L’origine del piatto, chiamato poi finanziera, è quasi sicuramente di estrazione contadina, veniva preparata tra la primavera e l’estate, nel periodo in cui i polli venivano castrati per diventare capponi e quindi c’era disponibilità di creste e bargigli che della finanziera sono la rappresentazione visiva.

Nell’ottocento la finanziera arriva a corte troviamo la ricetta della finanziera nei libri di Giovanni Vialardi e Francesco Chapusot, nelle loro ricette ovviamente l’onnipresente tartufo e delle piccole quenelles sostituiscono le polpettine di carne.
La zona di origine del piatto è la campagna circostante Torino, poi come tutte le cose eccellenti, in poco tempo si è estesa in tutto il Piemonte.
La finanziera è una vivanda decisamente particolare, non ha vie di mezzo, piace o non piace, il gusto leggermente acidulo a volte dolciastro, gli ingredienti utilizzati, decisamente atipici, la rendono una pietanza con un gusto marcato, netto, da gustare come portata a sé o accompagnata da riso bollito, magari senza i soliti voul-au-vent che ne celano il sapore.

Finanziera

INGREDIENTI PER 6 PERSONE
100 g cervella di vitello
100 g filoni di vitello
100 g animelle di vitello (lacèt)
100 g creste bargigli e “ovette” di gallo
100 g di testicoli di vitello (grisèle)
100 g polpa di vitello tritata
1 uovo
2 cucchiai di parmigiano grattugiato
100 g di funghi porcini sott’olio
1 dl di marsala secco
3 cucchiai di aceto di vino rosso
50 g di farina
50 g di burro
sale – pepe

PREPARAZIONE

Porre le animelle e le grisèle in una tegame, ricoprirle d’acqua, mettere il recipiente sul fuoco e lasciare bollire per cinque minuti, quindi lasciare raffreddare sotto acqua corrente; dopo di che scolare, levare la pellicina che la ricopre le animelle e tagliare il tutto a dadini.
Mettere le creste ed i bargigli in una casseruola, ricoprirli d’acqua, salare e porre a fuoco; appena l’acqua comincerà a scaldarsi, prendere fra le dita una cresta (uguale per i bargigli), stropicciarla e, se la pelle si stacca levare il recipiente dal fuoco.

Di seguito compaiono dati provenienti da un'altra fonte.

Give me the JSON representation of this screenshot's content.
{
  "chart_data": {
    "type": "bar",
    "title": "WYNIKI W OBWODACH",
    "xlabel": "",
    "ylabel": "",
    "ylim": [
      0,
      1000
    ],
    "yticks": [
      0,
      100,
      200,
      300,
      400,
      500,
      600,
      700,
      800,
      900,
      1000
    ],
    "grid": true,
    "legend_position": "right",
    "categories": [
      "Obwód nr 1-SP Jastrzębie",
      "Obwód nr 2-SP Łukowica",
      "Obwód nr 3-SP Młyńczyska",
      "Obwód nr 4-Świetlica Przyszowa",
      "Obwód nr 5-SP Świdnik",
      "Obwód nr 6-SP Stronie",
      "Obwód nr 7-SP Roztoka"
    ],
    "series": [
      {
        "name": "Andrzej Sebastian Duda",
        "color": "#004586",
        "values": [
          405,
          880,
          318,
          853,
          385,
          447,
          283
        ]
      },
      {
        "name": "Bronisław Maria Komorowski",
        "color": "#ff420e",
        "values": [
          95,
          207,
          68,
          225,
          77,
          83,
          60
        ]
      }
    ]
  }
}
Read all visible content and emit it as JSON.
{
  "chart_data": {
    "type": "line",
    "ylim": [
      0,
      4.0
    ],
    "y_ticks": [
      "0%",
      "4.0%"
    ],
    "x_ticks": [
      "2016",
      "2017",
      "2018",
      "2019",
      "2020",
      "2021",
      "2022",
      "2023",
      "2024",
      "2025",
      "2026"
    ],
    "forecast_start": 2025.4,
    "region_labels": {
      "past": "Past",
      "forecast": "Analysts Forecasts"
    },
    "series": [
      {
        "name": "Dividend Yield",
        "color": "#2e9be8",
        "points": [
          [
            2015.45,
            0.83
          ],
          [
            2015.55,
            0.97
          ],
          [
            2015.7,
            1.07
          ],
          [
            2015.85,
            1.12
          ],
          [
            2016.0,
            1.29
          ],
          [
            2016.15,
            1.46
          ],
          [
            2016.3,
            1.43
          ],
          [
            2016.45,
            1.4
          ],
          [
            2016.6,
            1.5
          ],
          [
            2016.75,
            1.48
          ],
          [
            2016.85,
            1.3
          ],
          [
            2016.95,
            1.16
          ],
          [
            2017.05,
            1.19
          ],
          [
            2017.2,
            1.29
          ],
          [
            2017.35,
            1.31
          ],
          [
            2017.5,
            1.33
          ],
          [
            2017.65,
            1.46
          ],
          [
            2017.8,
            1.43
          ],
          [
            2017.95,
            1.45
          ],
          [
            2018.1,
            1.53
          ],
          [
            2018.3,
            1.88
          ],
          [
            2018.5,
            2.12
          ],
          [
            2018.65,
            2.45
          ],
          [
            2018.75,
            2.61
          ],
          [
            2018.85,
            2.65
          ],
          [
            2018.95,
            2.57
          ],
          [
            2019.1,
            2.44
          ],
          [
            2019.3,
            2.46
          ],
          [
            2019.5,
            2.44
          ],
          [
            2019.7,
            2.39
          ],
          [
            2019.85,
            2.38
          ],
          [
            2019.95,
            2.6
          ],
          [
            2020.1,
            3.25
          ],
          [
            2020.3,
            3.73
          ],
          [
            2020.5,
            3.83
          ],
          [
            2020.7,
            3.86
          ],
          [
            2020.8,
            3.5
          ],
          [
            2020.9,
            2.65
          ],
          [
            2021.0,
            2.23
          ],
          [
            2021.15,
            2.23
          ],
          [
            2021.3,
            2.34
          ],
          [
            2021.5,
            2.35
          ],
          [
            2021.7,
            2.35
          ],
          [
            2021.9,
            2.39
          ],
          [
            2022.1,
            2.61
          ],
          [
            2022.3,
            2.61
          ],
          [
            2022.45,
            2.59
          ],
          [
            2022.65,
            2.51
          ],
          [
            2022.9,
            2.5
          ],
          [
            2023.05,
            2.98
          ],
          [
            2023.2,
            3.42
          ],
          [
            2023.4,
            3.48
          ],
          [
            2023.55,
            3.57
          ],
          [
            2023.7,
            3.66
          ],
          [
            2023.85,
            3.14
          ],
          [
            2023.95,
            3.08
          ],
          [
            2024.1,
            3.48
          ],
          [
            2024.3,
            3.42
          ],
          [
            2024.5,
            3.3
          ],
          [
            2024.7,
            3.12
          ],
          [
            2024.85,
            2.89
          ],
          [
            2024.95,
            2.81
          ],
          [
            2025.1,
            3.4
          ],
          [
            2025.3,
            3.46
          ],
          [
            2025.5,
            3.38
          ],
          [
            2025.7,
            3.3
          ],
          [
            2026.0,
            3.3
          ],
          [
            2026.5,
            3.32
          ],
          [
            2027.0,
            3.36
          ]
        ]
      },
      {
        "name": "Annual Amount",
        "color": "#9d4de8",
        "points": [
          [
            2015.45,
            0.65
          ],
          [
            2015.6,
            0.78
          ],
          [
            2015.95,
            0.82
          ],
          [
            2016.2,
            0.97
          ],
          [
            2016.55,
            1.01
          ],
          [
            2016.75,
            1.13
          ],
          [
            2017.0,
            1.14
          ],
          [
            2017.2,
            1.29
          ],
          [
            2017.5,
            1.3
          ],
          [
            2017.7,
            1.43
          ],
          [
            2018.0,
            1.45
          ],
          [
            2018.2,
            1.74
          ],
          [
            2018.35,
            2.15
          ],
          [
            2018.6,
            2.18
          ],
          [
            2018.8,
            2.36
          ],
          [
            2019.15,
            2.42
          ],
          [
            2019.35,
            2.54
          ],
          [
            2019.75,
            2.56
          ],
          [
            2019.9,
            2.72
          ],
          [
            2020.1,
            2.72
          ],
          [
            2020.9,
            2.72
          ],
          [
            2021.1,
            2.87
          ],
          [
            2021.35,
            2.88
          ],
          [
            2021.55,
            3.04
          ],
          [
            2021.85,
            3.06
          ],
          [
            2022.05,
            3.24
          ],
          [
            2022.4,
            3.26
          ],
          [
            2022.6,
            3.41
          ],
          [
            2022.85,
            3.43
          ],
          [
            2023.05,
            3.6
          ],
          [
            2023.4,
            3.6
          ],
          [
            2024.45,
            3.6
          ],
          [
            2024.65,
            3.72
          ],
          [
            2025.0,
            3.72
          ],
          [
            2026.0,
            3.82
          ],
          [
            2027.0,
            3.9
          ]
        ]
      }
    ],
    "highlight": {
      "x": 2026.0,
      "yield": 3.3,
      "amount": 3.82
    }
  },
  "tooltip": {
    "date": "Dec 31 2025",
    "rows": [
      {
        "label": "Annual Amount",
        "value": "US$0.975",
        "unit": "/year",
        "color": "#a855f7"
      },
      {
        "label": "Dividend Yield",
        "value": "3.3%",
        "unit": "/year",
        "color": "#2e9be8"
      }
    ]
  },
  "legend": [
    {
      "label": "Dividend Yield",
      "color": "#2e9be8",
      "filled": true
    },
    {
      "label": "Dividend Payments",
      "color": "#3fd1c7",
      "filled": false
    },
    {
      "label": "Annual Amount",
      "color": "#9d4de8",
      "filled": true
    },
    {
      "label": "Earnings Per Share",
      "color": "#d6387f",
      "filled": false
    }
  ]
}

Scolare e porli sopra un canovaccio, spolverizzarli di sale fino; aiutandosi con le mani, strofinarli bene nel tessuto levando loro completamente la pelle, bucherellare con un ago poi metterli in un recipiente con acqua fredda salata; lasciandoli così per almeno quattro ore, cambiando l’acqua ripetutamente affinché le creste e i bargigli rimangano bianchi;
Mettere a bagno in acqua fredda le ovette di pollo, immergerle poi in acqua bollente, ma a fuoco spento; quando questa si sarà raffreddata, scolare le ovette e levare la pellicina che le ricopre. Porre a fuoco un poco di acqua e appena alzerà il bollore levare il recipiente, immergervi le ovette e lasciarvele fino a quando l’acqua si sarà raffreddata.
Sbollentate cervella e filoni in acqua salata e leggermente acidulata, lasciarli raffreddare e tagliare anch’essi a dadini.

Amalgamare la carne tritata con l’uovo intero, il parmigiano il sale e il pepe e ricavatene delle piccole palline poco più grandi di una nocciola.
Porre sul fuoco una casseruola con il burro, appena sarà sciolto unire le polpettine di carne precedentemente infarinate; salarle e farle rosolare un poco. Unire poi nell’ordine, i lacèt, le grisèle, le creste, i bargigli, i filoni, le cervella e per ultimo aggiungere le ovette e le cervella infarinando leggermente gli ingredienti prima di aggiungerli al tegame; a metà cottura mettervi i funghetti tagliati a dadini. Lasciare cuocere a fuoco lento mescolando ogni tanto affinché non si attacchino al fondo del recipiente. A cottura quasi ultimata versare sulle carni l’aceto e il marsala. Se l’intingolo risultasse troppo forte unire una puntina di zucchero. Servire ben caldo.